A.: Yes. When I first started out, it was a very lonely, long day because it was not busy. That can really wear on you, and you wonder about not having a paycheck or money coming in. It is very scary to open your own business. I thought, “oh, if I can just make it to five years.” When five years came I said, “oh, if I can just make it to 10 years.” Things do get better and I don’t worry about it as much as I used to, but it is still scary. It’s just the kind of environment that we live in around here. We live in a depressed area and flowers are not milk and bread.

Yes. When I first started out, it was a very lonely, long day because it was not busy. That can really wear on you, and you wonder about not having a paycheck or money coming in. It is very scary to open your own business. I thought, “oh, if I can just make it to five years.”

Q.: What were some of the significant lessons you had to learn early going of running the business?

A.: Other vital steps I took when I first launched the business included getting to know wholesalers as well as your products, knowing how much product to have on hand and not over-order fresh products, and knowing what is trending. Customers want something that is going to last and they want value. Those are my two key things when handling orders for flowers. When customers spend $40 or $50, they want it to look like they spent $40 or $50. The shop features fresh flowers, a large variety of containers and plush. I am just bringing back tuxedos after a two-year hiatus, and also do events that include weddings, birthdays, anniversaries, celebrations of life and holidays.

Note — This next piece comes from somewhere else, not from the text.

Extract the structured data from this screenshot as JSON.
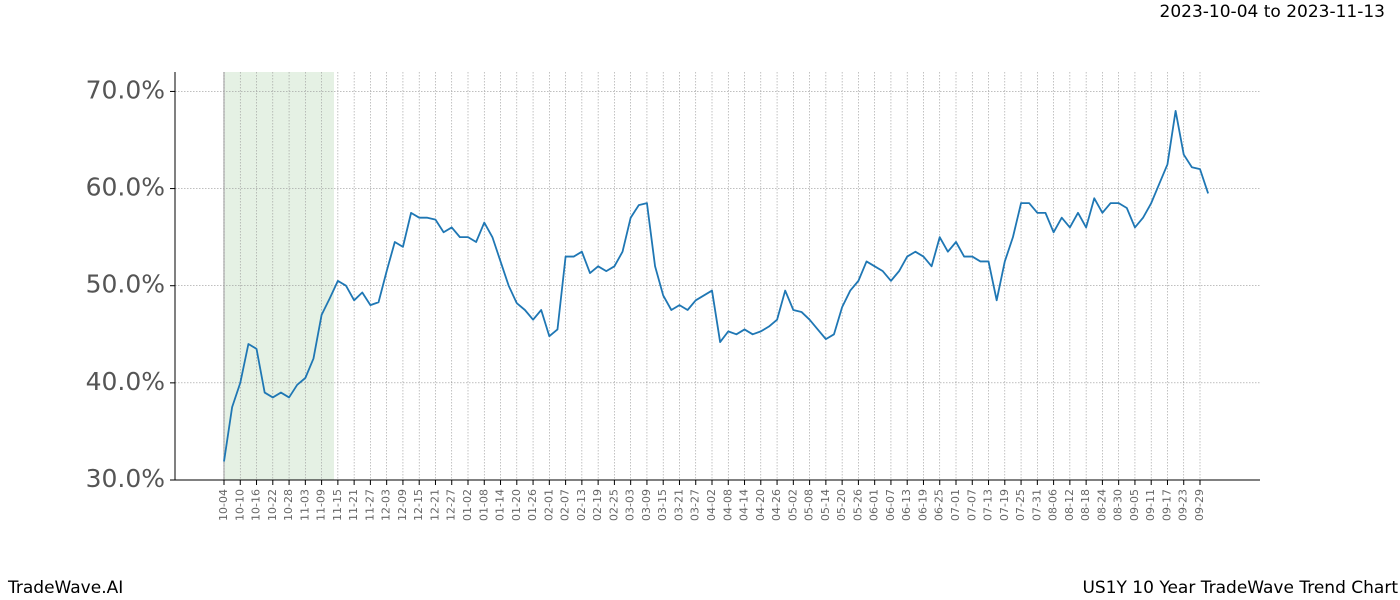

Q.: How did you initially develop a passion for flowers and plants?

A.: Believe it or not, I used to tear up my mother’s flower garden and rearrange everything. I just always have had a love for working with plants and flowers. When I was in high school, I went to BOCES for horticulture. I enjoyed it so much that I went on to college for horticulture. I went to SUNY Morrisville and loved it. It was the best two years of my life. It was just a great program and I really got a lot out of it. It definitely gave me a little bit of a backbone and something to fall back on. With the degree, you can work as a state inspector, florist, or landscaper and go in any direction you like. I still do a little landscaping at home but that is not as interesting to me as flowers.

Q.: Do you enjoy being a business owner?

A.: Everyone thinks running your own business is fun, but the work doesn’t stop at 5 o’clock. I like all aspects of it, except holidays are a little bit nuts because there is not much family time. We are here until 1 or 2 in the morning, and your family time suffers a little bit. I like to think I make it up after the holidays. That’s just the way it is.

Q.: Does running a business too tough on your family life?

A.:  I recently got remarried to Rick Jones, who has two adult children. It took him awhile to try to determine what time I was coming home on holidays, because I really don’t know at times. It could be 10, 2 or all night. I get extra help during the holidays for deliveries, and my husband fills in as well.

Q.: What have been the keys to your success and longevity?

A.: The keys to my success involve the ability to move quality product and not feature the same things all the time while keeping it fresh. I think sometimes more people come in to see my dogs than anything else. I am a dog lover, and try to carry things for dog owners. I also let customers control how much they would like to spend.

Q.: How do you keep a competitive edge over other businesses that are doing the same thing?

A.: My only business is customer service. Everything is easy past that. People who deliver excellent customer service are a dying breed. There is a little bit of a drawback because everyone who calls wants to talk to me. I do have an office manager and part-time worker who designs, but everyone expects to see and talk to me here. Even if you don’t talk to me, I’m still going to attend to your order. I am the main designer and I do almost everything myself. In terms of grocery stores, there is just no customer service there and no delivery. I don’t feel they are on a competitive level with me.